- Based on: Twin (2019) by Kristoffer Metcalfe
- Written by: Sarah Dollard Hanna Jameson Scout Cripps Kam Odedra
- Directed by: Jeremy Lovering
- Starring: Jamie Dornan Mackenzie Davis
- Country of origin: United Kingdom
- Original language: English

Production
- Executive producers: Sarah Dollard; Jamie Dornan; Jeremy Lovering; Nira Park; Rachael Prior; David Flynn; Paul Lee;
- Production companies: Complete Fiction; wiip;

Original release
- Network: Netflix

= The Undertow (TV series) =

British television series

The Undertow is an upcoming television series for Netflix starring Jamie Dornan as identical twins.

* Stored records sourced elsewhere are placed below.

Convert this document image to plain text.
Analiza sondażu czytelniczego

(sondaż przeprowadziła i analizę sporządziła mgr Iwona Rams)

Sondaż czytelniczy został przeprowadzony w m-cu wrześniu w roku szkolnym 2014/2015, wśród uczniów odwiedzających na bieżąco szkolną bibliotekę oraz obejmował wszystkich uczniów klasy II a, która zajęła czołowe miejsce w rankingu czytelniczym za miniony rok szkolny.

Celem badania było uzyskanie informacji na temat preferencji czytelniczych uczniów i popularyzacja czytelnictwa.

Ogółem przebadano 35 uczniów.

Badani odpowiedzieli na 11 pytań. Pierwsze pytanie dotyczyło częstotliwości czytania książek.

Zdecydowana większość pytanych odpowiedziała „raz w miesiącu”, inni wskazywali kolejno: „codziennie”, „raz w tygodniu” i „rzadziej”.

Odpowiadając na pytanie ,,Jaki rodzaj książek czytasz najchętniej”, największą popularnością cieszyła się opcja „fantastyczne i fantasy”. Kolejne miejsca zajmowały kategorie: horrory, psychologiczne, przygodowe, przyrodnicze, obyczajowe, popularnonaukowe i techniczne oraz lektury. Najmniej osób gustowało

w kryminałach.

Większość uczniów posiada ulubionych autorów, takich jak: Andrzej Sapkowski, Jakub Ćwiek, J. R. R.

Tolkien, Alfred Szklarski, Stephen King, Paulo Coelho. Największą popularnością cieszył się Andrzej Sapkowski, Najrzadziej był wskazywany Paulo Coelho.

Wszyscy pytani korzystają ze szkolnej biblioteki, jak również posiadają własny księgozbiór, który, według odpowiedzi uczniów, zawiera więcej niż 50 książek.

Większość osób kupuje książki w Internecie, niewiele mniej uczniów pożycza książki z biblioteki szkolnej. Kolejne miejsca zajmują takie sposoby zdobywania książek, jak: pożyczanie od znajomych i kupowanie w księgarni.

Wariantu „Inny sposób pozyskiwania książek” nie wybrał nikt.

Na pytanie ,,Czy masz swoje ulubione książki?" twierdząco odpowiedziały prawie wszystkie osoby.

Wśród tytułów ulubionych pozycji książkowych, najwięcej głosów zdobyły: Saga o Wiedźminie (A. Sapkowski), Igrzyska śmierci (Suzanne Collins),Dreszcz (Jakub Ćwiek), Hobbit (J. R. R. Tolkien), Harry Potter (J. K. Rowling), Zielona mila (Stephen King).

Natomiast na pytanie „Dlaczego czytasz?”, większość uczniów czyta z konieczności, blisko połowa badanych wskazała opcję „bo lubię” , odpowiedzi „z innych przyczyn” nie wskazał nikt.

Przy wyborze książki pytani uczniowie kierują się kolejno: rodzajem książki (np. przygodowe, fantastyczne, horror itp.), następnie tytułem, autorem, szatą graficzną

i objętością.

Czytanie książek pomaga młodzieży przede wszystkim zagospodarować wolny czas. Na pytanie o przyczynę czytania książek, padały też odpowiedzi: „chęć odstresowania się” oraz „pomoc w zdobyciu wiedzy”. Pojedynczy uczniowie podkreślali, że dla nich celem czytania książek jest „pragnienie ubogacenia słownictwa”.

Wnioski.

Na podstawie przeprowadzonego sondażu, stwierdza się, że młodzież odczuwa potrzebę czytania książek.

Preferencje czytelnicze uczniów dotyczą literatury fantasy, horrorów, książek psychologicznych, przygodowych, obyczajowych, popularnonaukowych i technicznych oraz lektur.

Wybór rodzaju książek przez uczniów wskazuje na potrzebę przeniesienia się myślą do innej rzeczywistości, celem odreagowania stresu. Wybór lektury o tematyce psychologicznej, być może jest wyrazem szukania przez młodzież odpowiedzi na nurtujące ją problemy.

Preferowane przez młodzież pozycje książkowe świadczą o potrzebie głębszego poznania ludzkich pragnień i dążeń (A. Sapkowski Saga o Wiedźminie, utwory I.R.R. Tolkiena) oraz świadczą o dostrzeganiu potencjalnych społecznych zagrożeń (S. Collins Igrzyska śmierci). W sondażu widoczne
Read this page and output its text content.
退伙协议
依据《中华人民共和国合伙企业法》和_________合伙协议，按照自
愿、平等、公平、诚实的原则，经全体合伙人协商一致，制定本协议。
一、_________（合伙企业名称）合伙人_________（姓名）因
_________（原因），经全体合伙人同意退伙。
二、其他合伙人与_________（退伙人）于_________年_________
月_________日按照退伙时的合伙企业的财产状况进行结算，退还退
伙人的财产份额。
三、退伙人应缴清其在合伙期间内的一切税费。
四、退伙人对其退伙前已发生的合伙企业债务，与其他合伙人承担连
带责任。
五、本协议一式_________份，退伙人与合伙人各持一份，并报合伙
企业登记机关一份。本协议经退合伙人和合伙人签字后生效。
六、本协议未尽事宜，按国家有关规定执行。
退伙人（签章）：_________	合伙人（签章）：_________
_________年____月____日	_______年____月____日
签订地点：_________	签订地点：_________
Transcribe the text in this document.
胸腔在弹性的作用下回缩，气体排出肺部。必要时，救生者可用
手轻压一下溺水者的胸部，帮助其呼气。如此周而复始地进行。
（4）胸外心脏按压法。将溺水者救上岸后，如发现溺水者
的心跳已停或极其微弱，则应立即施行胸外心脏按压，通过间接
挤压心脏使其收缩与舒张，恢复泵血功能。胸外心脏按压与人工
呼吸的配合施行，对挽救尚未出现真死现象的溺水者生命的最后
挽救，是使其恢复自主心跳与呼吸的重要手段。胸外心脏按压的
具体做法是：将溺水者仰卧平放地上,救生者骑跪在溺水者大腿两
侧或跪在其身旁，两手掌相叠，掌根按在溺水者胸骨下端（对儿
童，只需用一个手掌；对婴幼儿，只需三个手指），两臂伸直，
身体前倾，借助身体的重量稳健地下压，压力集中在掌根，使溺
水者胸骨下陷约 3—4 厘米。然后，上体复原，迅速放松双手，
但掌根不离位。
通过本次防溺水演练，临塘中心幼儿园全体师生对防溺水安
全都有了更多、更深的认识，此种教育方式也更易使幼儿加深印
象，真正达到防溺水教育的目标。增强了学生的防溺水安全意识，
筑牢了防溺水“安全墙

It is an adaptation of the Norwegian series Twin.

==Premise==
Adam and Nicola are stuck in a loveless marriage but the return of Adam's identical twin Lee affects their life.

==Cast==
- Jamie Dornan as Adam and Lee
- Mackenzie Davis as Nicola
- Iain De Caestecker
- Gary Lewis
- Mabel Strachan as Sophie

==Production==
Complete Fiction and wiip are adapting the series for Netflix from the Norwegian series Twin. Sarah Dollard, Hanna Jameson, Scout Cripps, and Kam Odedra are adapting series, with Dollard also executive producing. Jeremy Lovering will executive produce and direct the series. Jamie Dornan is an executive producer. Nira Park and Rachael Prior of Complete Fiction executive produce along with David Flynn and Paul Lee for wiip.

Jamie Dornan and Mackenzie Davis confirmed in the lead roles in March 2024. Filming on the series took place in the Scottish Highlands in May 2024. Other filming locations include the Scottish Islands Sutherland and the Isle of Mull.

==Release==
The series will be released on Netflix.